Maybe it isn’t so much that we expect them to pick us up when we’re too old to carry ourselves about, but that getting a chance to spend time with such young souls can be all it takes to make one feel the power of life when we’ve forgotten that there was ever such a thing in the world. There’s a line in “Lost in Translation” when Bill Murray’s character is telling Scarlett Johansson’s character what it’s like to have kids:
“Your life as you know it is gone, never to return. But they learn how to walk and they learn how to talk, and you wanna be with them. And they turn out to be the most delightful people that you will ever meet in your life.”

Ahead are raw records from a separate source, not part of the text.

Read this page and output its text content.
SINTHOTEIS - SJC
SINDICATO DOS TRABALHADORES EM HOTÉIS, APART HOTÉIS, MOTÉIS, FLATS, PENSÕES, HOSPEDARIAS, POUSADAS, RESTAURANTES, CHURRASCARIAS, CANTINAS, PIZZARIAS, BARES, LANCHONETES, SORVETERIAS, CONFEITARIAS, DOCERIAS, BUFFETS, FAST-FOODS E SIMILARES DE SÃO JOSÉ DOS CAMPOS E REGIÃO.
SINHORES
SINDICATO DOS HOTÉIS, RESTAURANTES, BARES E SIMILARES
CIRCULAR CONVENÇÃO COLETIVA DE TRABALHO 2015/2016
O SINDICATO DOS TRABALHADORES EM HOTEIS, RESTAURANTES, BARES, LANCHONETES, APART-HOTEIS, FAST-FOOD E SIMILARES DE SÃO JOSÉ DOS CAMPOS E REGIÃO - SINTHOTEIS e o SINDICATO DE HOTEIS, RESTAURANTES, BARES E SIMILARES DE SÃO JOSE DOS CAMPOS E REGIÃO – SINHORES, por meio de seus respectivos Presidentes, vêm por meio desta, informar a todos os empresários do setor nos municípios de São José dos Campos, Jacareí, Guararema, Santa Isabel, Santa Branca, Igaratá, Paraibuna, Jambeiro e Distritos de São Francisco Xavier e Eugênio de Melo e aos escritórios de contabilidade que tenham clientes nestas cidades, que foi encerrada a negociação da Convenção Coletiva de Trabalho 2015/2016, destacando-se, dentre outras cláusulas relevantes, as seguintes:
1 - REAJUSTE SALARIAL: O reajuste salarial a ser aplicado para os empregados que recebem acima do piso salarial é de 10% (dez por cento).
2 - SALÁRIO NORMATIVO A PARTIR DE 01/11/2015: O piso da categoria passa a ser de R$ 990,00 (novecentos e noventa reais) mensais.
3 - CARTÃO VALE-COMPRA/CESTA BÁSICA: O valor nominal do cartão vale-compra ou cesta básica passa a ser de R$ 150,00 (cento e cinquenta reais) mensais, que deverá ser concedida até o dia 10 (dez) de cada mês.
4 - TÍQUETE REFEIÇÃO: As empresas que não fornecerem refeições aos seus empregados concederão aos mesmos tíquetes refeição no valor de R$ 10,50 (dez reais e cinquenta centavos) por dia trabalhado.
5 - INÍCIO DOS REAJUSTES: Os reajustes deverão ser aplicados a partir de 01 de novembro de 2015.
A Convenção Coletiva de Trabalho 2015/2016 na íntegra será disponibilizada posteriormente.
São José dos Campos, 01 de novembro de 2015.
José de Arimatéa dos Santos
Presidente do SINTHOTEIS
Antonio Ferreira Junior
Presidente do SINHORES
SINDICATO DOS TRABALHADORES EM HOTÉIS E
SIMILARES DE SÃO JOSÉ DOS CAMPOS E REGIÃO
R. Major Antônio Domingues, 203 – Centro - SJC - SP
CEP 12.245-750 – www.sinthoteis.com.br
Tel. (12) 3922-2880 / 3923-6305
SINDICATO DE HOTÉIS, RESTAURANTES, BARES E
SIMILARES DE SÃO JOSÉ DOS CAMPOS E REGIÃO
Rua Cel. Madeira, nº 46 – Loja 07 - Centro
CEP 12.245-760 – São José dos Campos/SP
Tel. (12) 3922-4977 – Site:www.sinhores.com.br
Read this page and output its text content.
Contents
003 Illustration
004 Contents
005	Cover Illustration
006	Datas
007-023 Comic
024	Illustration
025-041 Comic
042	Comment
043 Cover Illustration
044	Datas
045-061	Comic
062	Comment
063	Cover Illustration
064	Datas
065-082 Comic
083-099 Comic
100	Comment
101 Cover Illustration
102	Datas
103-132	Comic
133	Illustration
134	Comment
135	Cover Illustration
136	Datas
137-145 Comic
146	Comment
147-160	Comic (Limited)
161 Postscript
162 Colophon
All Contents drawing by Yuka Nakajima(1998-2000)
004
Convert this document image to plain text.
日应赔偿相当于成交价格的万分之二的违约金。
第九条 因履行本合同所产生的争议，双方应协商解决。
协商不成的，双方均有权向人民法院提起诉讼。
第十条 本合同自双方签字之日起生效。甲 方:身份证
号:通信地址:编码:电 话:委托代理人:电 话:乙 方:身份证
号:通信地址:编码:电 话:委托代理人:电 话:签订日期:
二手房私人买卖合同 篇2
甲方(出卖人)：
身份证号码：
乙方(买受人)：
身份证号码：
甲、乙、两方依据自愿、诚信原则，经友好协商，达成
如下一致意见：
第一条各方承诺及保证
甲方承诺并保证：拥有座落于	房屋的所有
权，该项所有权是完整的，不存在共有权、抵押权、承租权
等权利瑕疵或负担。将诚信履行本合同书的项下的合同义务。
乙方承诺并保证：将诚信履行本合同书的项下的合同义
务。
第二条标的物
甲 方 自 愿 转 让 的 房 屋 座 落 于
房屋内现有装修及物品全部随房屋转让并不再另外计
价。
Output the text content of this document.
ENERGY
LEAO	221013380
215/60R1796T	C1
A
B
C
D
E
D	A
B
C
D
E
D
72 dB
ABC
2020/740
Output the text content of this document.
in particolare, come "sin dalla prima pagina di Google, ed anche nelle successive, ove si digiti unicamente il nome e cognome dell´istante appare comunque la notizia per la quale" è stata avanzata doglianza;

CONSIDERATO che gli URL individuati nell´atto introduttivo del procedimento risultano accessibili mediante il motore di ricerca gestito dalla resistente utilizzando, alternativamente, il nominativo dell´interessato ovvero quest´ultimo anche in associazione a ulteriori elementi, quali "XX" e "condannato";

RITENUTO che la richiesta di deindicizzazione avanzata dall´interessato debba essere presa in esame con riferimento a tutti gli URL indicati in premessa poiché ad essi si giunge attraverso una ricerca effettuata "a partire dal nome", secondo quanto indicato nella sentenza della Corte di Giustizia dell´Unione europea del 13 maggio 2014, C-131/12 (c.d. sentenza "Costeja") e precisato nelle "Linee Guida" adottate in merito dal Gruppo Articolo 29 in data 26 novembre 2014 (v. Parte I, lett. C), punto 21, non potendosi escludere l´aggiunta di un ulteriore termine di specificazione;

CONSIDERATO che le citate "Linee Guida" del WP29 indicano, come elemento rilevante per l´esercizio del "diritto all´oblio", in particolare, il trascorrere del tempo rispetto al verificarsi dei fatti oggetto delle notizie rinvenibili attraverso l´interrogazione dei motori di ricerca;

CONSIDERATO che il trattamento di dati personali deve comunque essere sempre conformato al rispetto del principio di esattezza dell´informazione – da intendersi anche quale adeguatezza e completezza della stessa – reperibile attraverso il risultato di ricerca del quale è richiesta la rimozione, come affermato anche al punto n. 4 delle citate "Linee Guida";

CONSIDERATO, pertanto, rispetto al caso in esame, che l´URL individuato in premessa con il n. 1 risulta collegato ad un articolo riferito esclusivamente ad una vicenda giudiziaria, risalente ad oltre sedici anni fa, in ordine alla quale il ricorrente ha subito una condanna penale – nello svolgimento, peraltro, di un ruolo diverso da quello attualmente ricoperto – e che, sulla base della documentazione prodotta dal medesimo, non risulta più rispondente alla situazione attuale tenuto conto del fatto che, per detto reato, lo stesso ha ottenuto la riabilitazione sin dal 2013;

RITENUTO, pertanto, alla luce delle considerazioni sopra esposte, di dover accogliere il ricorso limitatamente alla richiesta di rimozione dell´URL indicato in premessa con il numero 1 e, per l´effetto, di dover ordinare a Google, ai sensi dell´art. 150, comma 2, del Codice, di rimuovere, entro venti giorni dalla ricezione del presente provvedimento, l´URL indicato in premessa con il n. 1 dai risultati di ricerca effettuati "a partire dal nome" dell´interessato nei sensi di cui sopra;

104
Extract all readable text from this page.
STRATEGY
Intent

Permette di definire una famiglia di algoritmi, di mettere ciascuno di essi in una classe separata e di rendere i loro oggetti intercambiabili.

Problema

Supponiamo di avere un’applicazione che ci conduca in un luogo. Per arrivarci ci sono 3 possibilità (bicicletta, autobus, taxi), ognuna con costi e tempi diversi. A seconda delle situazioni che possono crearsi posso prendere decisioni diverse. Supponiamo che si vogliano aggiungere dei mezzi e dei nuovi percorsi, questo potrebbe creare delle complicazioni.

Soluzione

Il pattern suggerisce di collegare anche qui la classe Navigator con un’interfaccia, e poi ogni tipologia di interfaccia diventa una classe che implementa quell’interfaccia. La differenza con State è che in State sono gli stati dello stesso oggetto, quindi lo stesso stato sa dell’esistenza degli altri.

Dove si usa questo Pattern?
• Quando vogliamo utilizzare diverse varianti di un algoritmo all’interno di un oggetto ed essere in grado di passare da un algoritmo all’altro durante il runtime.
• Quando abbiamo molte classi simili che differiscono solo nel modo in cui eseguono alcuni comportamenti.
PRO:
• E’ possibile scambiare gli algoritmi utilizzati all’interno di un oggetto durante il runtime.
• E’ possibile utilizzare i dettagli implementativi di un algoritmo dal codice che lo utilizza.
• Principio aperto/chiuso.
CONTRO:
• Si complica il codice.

I really don’t know what most people mean when they say that children “are our future.” I just know that there’s a connection, a bloodline, a part of myself that has his and her own lives on the other side of the continent, that makes me want to leave the world better than when I made my small and insignificant arrival. It’s not about me or what I might accomplish, but what I might be able to do to pave the road for those who have come after me.
I originally wanted to make this article about the double-speak often employed by those who use “Family” and “Children” in their political rhetoric while actively dismantling the cultural infrastructure that future generations are going to depend on to build their own version of this world. But that would be a straw-man argument and I frankly don’t give a shit about the political rhetoric beyond a riff on the old boy scout saying:
“What are doing or are going to do so that you leave this world better than how you found it?”
Let that express what you mean by “We believe that Children are our future.”